Rather than the top-down, mega-project approach, which almost never initially succeed in either the private or public sectors (Healthcare.gov is simply more visible than corporate failures), Townsend touts “incremental, ad-hoc” bottom-up kinds of experimental applications that may, eventually, be knit together by the likes of IBM and other big vendors. (This is exactly the kind of work that will be discussed at an upcoming MIT Code For America event.)
Still, Townsend is cautious. The value of the currently hot public-private partnership model is that “for cities those are, I don’t want to say a devil’s bargain, but they’re loaded with a lot of issues, particularly when you have data being produced about cities and citizens…[which is] where a lot of the value is for the private sector partner…[the misuse of which there are only] haphazard safeguards…And then Edward Snowden shows up and basically demonstrates that things are much, much worse than anyone feared. I don’t think there’s any level of alarm about this stuff that’s unjustified.”
In fact, even before the NSA began peering into all our homes, poor people were already experiencing exactly the type of 360-surveillance that the rest of us worry about.
Former Boston Mayor Menino set a good technological tone – perhaps partly because of his own fear of losing control. Menino’s “New Urban Mechanics” program starting by focusing on citizens’ ability to talk to and get confirmed follow-up from local government, on communication rather than data collection. New Mayor Walsh will be smart to keep this same focus. There is a lot to build on: Citizens Connect that sends inquiries and complaints to the right person, Street Bump that uses smart phones to identify road problems, One Card is a multi-purpose card for educational and transit access, Discover BPS helps parents examine possible schools for their children, Where’s My School Bus tracks the too-frequently worrisome trip to/from home, Adopt a Hydrant let’s residents take responsibility for removing snow from local fire-fighting tools, and more.

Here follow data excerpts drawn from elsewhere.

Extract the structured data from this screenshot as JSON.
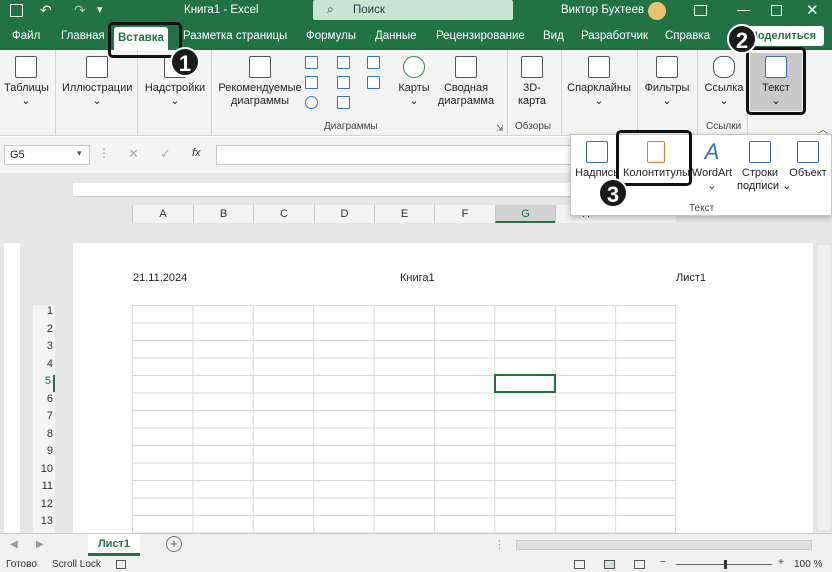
{
  "titlebar": {
    "title": "Книга1 - Excel",
    "search_placeholder": "Поиск",
    "user": "Виктор Бухтеев",
    "share": "Поделиться"
  },
  "tabs": [
    "Файл",
    "Главная",
    "Вставка",
    "Разметка страницы",
    "Формулы",
    "Данные",
    "Рецензирование",
    "Вид",
    "Разработчик",
    "Справка"
  ],
  "ribbon": {
    "tables": "Таблицы",
    "illustrations": "Иллюстрации",
    "addins": "Надстройки",
    "recommended_charts_1": "Рекомендуемые",
    "recommended_charts_2": "диаграммы",
    "maps": "Карты",
    "pivot_1": "Сводная",
    "pivot_2": "диаграмма",
    "map3d_1": "3D-",
    "map3d_2": "карта",
    "sparklines": "Спарклайны",
    "filters": "Фильтры",
    "link": "Ссылка",
    "text": "Текст",
    "group_charts": "Диаграммы",
    "group_tours": "Обзоры",
    "group_links": "Ссылки"
  },
  "formula_bar": {
    "namebox": "G5",
    "fx": "fx"
  },
  "popup": {
    "textbox": "Надпись",
    "headers": "Колонтитулы",
    "wordart": "WordArt",
    "sigline_1": "Строки",
    "sigline_2": "подписи",
    "object": "Объект",
    "group": "Текст"
  },
  "callouts": [
    "1",
    "2",
    "3"
  ],
  "columns": [
    "A",
    "B",
    "C",
    "D",
    "E",
    "F",
    "G",
    "H"
  ],
  "header": {
    "left": "21.11.2024",
    "center": "Книга1",
    "right": "Лист1"
  },
  "rows": [
    "1",
    "2",
    "3",
    "4",
    "5",
    "6",
    "7",
    "8",
    "9",
    "10",
    "11",
    "12",
    "13"
  ],
  "sheet_tab": "Лист1",
  "status": {
    "ready": "Готово",
    "scroll": "Scroll Lock",
    "zoom": "100 %"
  }
}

But for all the pleasure and efficiency that these types of applications provide, they are only important at an intermediary level. The deeper level, the level that most fundamentally affects quality of life level, is about people’s day-to-day sense of security – which itself comes from the resources they have available to handle the inevitable disruptions of life, the power they have to control their environment, and the strength of their social connections. Mayor Walsh’s own history of addictive alcoholism makes him a powerful advocate for providing a safety net for those with problems. It will be interesting to see if his pragmatic approach will have as much impact as the more ideological egalitarian stance taken by incoming New York City Mayor Bill de Blasio.
However, neither de Blasio nor Walsh will have much impact on the increasing scale of our hierarchies unless public pressure creates a progressive political environment that makes equality and democracy explicit priorities. Tools are good; what counts is how they are used, what they are used for, and who benefits versus who doesn’t.
I spent several years on the national board of Computer Professionals for Social Responsibility, where I learned from some of the brightest people in the country about the ethical and social impacts of digital technological. I particularly want to call out Gary Chapman and Cora Lee Whitcomb, both of whom led CPSR and both of whose untimely deaths leave us all the poorer.